The survey found an alarming 55 percent women having undergone some form of sexual harassment, with 32 percent of all victims of sexual harassment saying the perpetrator was either a boss, colleague or customer.

Again, nearly one-third of the fairer sex respondents reported to physical and/or sexual violence since the age of 15. Numerically put, this corresponds to a considerable 62 million women.

Such alarming findings in the survey mean that policy makers need to recognise the extent of violence against women, and ensure that responses meet the needs and rights of all victims of violence against women in practice and not just on paper, the report stated.

“FRA’s survey shows that physical, sexual and psychological violence against women is an extensive human rights abuse in all EU member states,” said FRA Director Morten Kjaerum.

A serious situation also persists among young women of the 18-29 years age group with 20 percent of them having faced cyber harassment.
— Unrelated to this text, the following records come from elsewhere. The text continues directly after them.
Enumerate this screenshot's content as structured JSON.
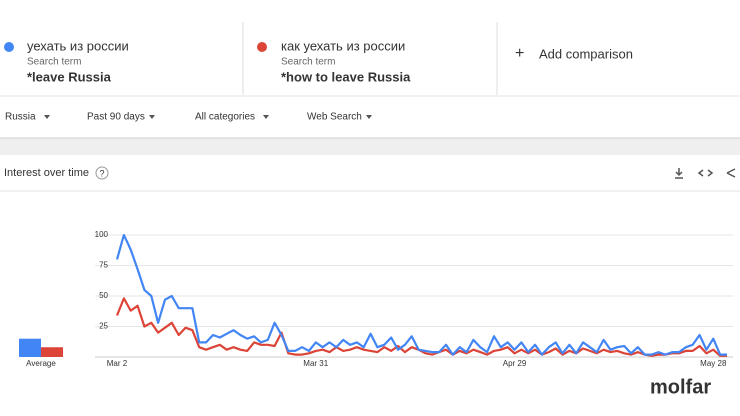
{
  "search_terms": [
    {
      "term": "уехать из россии",
      "sublabel": "Search term",
      "note": "*leave Russia"
    },
    {
      "term": "как уехать из россии",
      "sublabel": "Search term",
      "note": "*how to leave Russia"
    }
  ],
  "add_comparison": "Add comparison",
  "filters": [
    "Russia",
    "Past 90 days",
    "All categories",
    "Web Search"
  ],
  "card_title": "Interest over time",
  "logo": "molfar",
  "chart_data": {
    "type": "line",
    "average_label": "Average",
    "categories": [
      "Mar 2",
      null,
      null,
      null,
      null,
      null,
      null,
      null,
      null,
      null,
      null,
      null,
      null,
      null,
      null,
      null,
      null,
      null,
      null,
      null,
      null,
      null,
      null,
      null,
      null,
      null,
      null,
      null,
      null,
      "Mar 31",
      null,
      null,
      null,
      null,
      null,
      null,
      null,
      null,
      null,
      null,
      null,
      null,
      null,
      null,
      null,
      null,
      null,
      null,
      null,
      null,
      null,
      null,
      null,
      null,
      null,
      null,
      null,
      null,
      "Apr 29",
      null,
      null,
      null,
      null,
      null,
      null,
      null,
      null,
      null,
      null,
      null,
      null,
      null,
      null,
      null,
      null,
      null,
      null,
      null,
      null,
      null,
      null,
      null,
      null,
      null,
      null,
      null,
      null,
      "May 28",
      null,
      null
    ],
    "series": [
      {
        "color": "#4285f4",
        "average": 15,
        "values": [
          80,
          100,
          88,
          72,
          55,
          50,
          28,
          47,
          50,
          40,
          40,
          40,
          12,
          12,
          18,
          16,
          19,
          22,
          18,
          15,
          17,
          12,
          14,
          28,
          18,
          5,
          5,
          8,
          5,
          12,
          8,
          12,
          8,
          14,
          10,
          12,
          8,
          19,
          8,
          10,
          16,
          6,
          10,
          17,
          6,
          5,
          4,
          4,
          10,
          2,
          8,
          4,
          14,
          8,
          4,
          17,
          8,
          12,
          6,
          12,
          4,
          10,
          2,
          8,
          12,
          3,
          10,
          3,
          12,
          8,
          4,
          14,
          6,
          8,
          9,
          3,
          8,
          2,
          2,
          4,
          2,
          4,
          4,
          8,
          10,
          18,
          6,
          15,
          2,
          2
        ]
      },
      {
        "color": "#db4437",
        "average": 8,
        "values": [
          34,
          48,
          38,
          42,
          25,
          28,
          20,
          24,
          28,
          18,
          24,
          22,
          8,
          6,
          8,
          10,
          6,
          8,
          6,
          5,
          12,
          10,
          10,
          9,
          20,
          3,
          2,
          2,
          3,
          5,
          6,
          4,
          8,
          5,
          6,
          8,
          6,
          5,
          4,
          8,
          5,
          9,
          4,
          8,
          6,
          3,
          2,
          4,
          6,
          2,
          5,
          3,
          6,
          4,
          2,
          5,
          6,
          8,
          3,
          6,
          3,
          6,
          2,
          4,
          7,
          2,
          5,
          3,
          7,
          5,
          3,
          6,
          4,
          5,
          3,
          2,
          4,
          2,
          1,
          2,
          2,
          3,
          3,
          5,
          5,
          9,
          3,
          6,
          1,
          1
        ]
      }
    ],
    "ylim": [
      0,
      100
    ],
    "yticks": [
      25,
      50,
      75,
      100
    ],
    "grid": true
  }
}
Kjaerum urged policy makers, civil society and frontline workers to review measures to tackle all forms of violence against women no matter where it takes place.

“The enormity of the problem is proof that violence against women does not just impact a few women only — it impacts on society everyday,” he added.

EU member states should ratify the Council of Europe’s convention on preventing and combating violence against women and domestic violence, also known as the Istanbul Convention, the report suggested.

The survey on which the report is based makes clear that a wide variety of groups need to take action to combat violence against women, including employers, health professionals and internet service providers.

It is based on interviews with 42,000 women across the EU, who were asked about their experiences of physical, sexual and psychological violence, including incidents of domestic violence.